By 1976, and given the success of worker participation, the governing social-liberal coalition decided that this should be raised. The 1976 Act was passed on May 4 after long consultations and debates in Parliament (the Bundestag). This law was a political compromise between the Social Democrats and FDP coalition members; it reconciled views of individual employee participation in decision-making with the less conservative view of collective codetermination of labor. The 1976 law applies to all corporations with more than 2,000 employees; a similar law was passed in 1951 but only applied to coal and steel companies. (It remains in force and applies from 1,000 employees on in these branches' companies.)

==Content==
It applies to all German capital companies, including public companies (Aktiengesellschaft), cooperatives (eingetragene Genossenschaft), private limited companies (Gesellschaft mit beschränkter Haftung) and partnerships (Kommanditgesellschaft auf Aktien) if they have over 2000 employees. Employees and national unions have equal representation on the supervisory board with the stockholders, but the board’s chairman must be a stockholder who has a tie-breaking vote.

The principle is to have almost equal representation between employee representatives and shareholder representatives on the supervisory board (Aufsichtsrat). Germany company law has two levels of boards of directors. The supervisory board then elects a management board which leads the company. The head of the supervisory board is always a shareholder representative who has two votes in case of a deadlock. (Coal and steel industry companies' co-determination goes even further with full parity and a neutral tie-breaking member, instead)

Under the Codetermination Act, the supervisory board must have 12, 16 or 20 members depending on the company's size. Two or three seats will usually be reserved for union representatives. the other seats will be workers, officials and appointees of other interest groups.

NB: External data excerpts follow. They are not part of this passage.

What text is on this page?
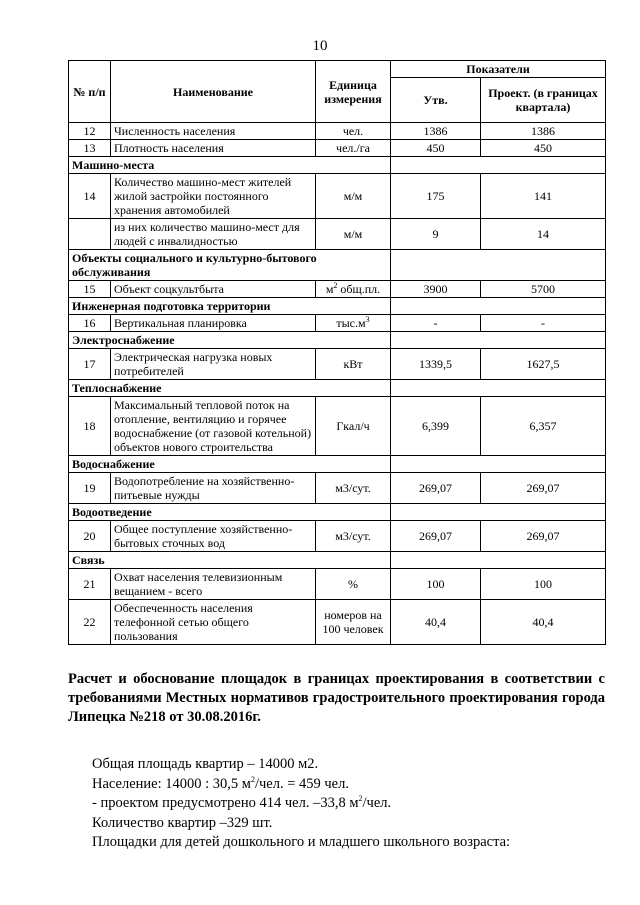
10
№ п/п	Наименование	Единица измерения	Показатели	
			Утв.	Проект. (в границах квартала)
12	Численность населения	чел.	1386	1386
13	Плотность населения	чел./га	450	450
Машино-места				
14	Количество машино-мест жителей жилой застройки постоянного хранения автомобилей	м/м	175	141
	из них количество машино-мест для людей с инвалидностью	м/м	9	14
Объекты социального и культурно-бытового обслуживания				
15	Объект соцкультбыта	$м^2$ общ.пл.	3900	5700
Инженерная подготовка территории				
16	Вертикальная планировка	$тыс.м^3$	-	-
Электроснабжение				
17	Электрическая нагрузка новых потребителей	кВт	1339,5	1627,5
Теплоснабжение				
18	Максимальный тепловой поток на отопление, вентиляцию и горячее водоснабжение (от газовой котельной) объектов нового строительства	Гкал/ч	6,399	6,357
Водоснабжение				
19	Водопотребление на хозяйственно-питьевые нужды	м3/сут.	269,07	269,07
Водоотведение				
20	Общее поступление хозяйственно-бытовых сточных вод	м3/сут.	269,07	269,07
Связь				
21	Охват населения телевизионным вещанием - всего	%	100	100
22	Обеспеченность населения телефонной сетью общего пользования	номеров на 100 человек	40,4	40,4
Расчет и обоснование площадок в границах проектирования в соответствии с требованиями Местных нормативов градостроительного проектирования города Липецка №218 от 30.08.2016г.

Общая площадь квартир – 14000 м2.

Население: 14000 : 30,5 $м^2$/чел. = 459 чел.

- проектом предусмотрено 414 чел. –33,8 $м^2$/чел.

Количество квартир –329 шт.

Площадки для детей дошкольного и младшего школьного возраста:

Companies with equal representation on their boards must have a dedicated management board position for labor affairs. Codetermination allows employees and not only unions to influence the operations of firms and their surplus.

==Effects==
While this law was in some ways an extension of the codetermination law of 1951, it differed in key ways. Unlike the 1951 law, however, employees choose their representatives rather than being chosen by the national union; this had the effect of weakening union power. However, employees can use codetermination to protect themselves against wage cuts, layoffs and restructuring, and for this reason, it is believed that wage structure in Germany is remarkably stable.

==Developments==
Former Chancellor Gerhard Schröder established a Commission on Codetermination (Mitbestimmungskommission), which in 2005, came to no conclusion about possible reforms of the law. Different members disagreed with one side wanting to reduce worker influence and the other side increase it.